Воспоминания Жанны Кригер - Борис Кригер 4 стр.


Войну можно разделить на три периода. В течение первого периода (1914–1916) центральные державы добивались перевеса сил на суше, а союзники господствовали на море. Положение казалось патовым. Этот период завершился переговорами о взаимоприемлемом мире, но каждая из сторон все еще надеялась на победу. В следующий период (1917) произошли два события, которые привели к дисбалансу сил: первое — вступление в войну США на стороне Антанты, второе — революция в России и ее выход из войны. Третий период (1918) начался последним крупным наступлением центральных держав на западе. За неудачей этого наступления последовали революции в Австро — Венгрии и Германии и капитуляция центральных держав.

Глава шестая Война — войной, а учиться–то надо…

— В молодости мой отец, Борис Берзон, мечтал о том, чтобы получить хорошее образование, а вместе с ним и надежную профессию, — вспоминает Жанна Кригер. Во время военных завихрений он попал в Харьков и там поступил в Технологический институт, где проучился год или полтора. Это было блестящее учебное заведение. Технологический институт в Харькове был открыт еще в 1885 году. Первым директором его стал известный ученый, профессор механики В. Л. Кирпичев. О качестве подготовки научных кадров в Харьковском технологическом говорят такие факты: среди его выпускников — пионер отечественной авиации, выдающийся корабельный инженер Л. М. Мациевич, нарком тяжелой промышленности Л. Б. Красин. Вслед за Технологическим в городе появились Женский медицинский институт (в 1910 г.) и Сельскохозяйственный институт (эвакуирован из Александрии в Харьков в 1914 г.). Всего накануне революции в Харькове было шесть высших учебных заведений, в их стенах по преимуществу и велись научные исследования.

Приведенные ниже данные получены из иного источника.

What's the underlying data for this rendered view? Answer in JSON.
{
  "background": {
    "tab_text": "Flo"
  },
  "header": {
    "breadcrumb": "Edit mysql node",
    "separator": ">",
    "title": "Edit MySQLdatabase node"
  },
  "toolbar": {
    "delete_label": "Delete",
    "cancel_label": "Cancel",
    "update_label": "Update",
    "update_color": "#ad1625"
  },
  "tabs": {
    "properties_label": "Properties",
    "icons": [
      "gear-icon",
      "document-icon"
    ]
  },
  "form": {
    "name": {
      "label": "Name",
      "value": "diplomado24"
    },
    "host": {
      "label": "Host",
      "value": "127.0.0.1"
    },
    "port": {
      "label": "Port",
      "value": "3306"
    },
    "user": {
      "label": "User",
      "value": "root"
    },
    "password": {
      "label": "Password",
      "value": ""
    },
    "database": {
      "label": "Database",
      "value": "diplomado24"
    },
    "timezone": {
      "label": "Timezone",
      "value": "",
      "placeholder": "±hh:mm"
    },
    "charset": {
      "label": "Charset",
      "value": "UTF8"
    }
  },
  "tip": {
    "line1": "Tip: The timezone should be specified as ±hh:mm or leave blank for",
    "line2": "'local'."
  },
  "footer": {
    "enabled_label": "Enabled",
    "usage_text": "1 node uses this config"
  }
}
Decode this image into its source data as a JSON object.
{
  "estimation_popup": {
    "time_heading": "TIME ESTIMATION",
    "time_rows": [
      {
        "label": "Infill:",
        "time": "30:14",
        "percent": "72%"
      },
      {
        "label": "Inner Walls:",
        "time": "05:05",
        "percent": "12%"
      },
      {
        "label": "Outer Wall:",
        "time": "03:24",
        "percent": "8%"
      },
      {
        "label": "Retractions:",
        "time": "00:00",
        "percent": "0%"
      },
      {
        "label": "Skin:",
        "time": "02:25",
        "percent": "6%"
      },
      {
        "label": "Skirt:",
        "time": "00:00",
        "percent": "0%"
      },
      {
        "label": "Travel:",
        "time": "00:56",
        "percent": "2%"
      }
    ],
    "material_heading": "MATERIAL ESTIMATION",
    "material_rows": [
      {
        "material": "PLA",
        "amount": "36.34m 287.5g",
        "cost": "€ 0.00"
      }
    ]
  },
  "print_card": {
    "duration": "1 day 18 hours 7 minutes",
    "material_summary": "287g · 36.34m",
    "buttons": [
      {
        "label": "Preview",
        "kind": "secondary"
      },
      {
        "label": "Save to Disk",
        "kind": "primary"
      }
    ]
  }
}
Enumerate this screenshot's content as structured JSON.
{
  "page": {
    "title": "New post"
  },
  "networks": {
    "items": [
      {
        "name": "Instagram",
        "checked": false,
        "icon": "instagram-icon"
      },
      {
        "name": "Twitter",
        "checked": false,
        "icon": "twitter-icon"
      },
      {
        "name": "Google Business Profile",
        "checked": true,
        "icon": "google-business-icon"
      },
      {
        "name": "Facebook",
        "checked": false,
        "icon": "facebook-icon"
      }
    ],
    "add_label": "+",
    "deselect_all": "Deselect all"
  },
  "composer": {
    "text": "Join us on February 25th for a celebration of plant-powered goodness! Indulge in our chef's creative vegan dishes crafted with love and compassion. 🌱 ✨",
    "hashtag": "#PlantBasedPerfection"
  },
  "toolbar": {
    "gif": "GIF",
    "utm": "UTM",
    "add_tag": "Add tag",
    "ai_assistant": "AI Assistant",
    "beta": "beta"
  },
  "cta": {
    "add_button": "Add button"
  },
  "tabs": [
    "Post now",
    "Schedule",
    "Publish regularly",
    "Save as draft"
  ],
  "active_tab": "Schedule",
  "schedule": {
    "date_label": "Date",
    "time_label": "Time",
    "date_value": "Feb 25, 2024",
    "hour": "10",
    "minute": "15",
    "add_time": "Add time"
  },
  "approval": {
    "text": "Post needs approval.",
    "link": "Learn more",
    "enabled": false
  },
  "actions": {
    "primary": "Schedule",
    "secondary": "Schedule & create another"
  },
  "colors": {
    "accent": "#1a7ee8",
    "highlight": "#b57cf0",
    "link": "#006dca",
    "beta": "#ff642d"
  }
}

— Бабушка, Ада Иосифовна (вообще ее официальное имя — Гульдия, и дедушка звал ее нежно Гуля или Гуличка), — вспоминает Борис Кригер, — в то время бросила учебу, видимо, в Женском медицинском институте в связи с нагрянувшей, как снег на голову, революцией, поступила в Медицинский университет в Братиславе.

Медицинский факультет университета в Братиславе (LekАrska fakulta Univerzity KomenskИho) был основан в 1919 году. Как раз примерно в это время на него поступила бабушка и проучилась там четыре года, до 1924 года, когда дедушка забрал ее с медицинского факультета, не дав доучиться один год, и, обвенчавшись, они уехали жить в Румынию, где дедушке предложили работу по специальности…

Жанна Кригер подтверждает:

— У мамы после революции жизнь тоже была связана с Европой. Она училась в Харькове, но когда началась революция, родители отправили ее в Чехословакию. Там она поступила на медицинский факультет университета, дело близилось к концу. Всего лишь год — и она стала бы дипломированным врачом. Но тут вмешался жених. Он закончил институт и получил выгодное назначение — главным энергетиком в англо–румынской нефтеперерабатывающей фирме UNIREA Oil Company, в городе Плоешти, которая, как оказалось, существует до сих пор! И он принял решение создать семью. Тем более, что невеста имелась. Зачем же ему ехать на новое место одному? И он вызвал маму. Она, наверное, имела на папу серьезные виды и потому пришлось оставить университет. Он сказал ей: не надо ничего, денег нам хватит и без твоей работы. Так образовалась наша семья. Папа уехал в Плоешти, в Яссы, и там приступил к работе.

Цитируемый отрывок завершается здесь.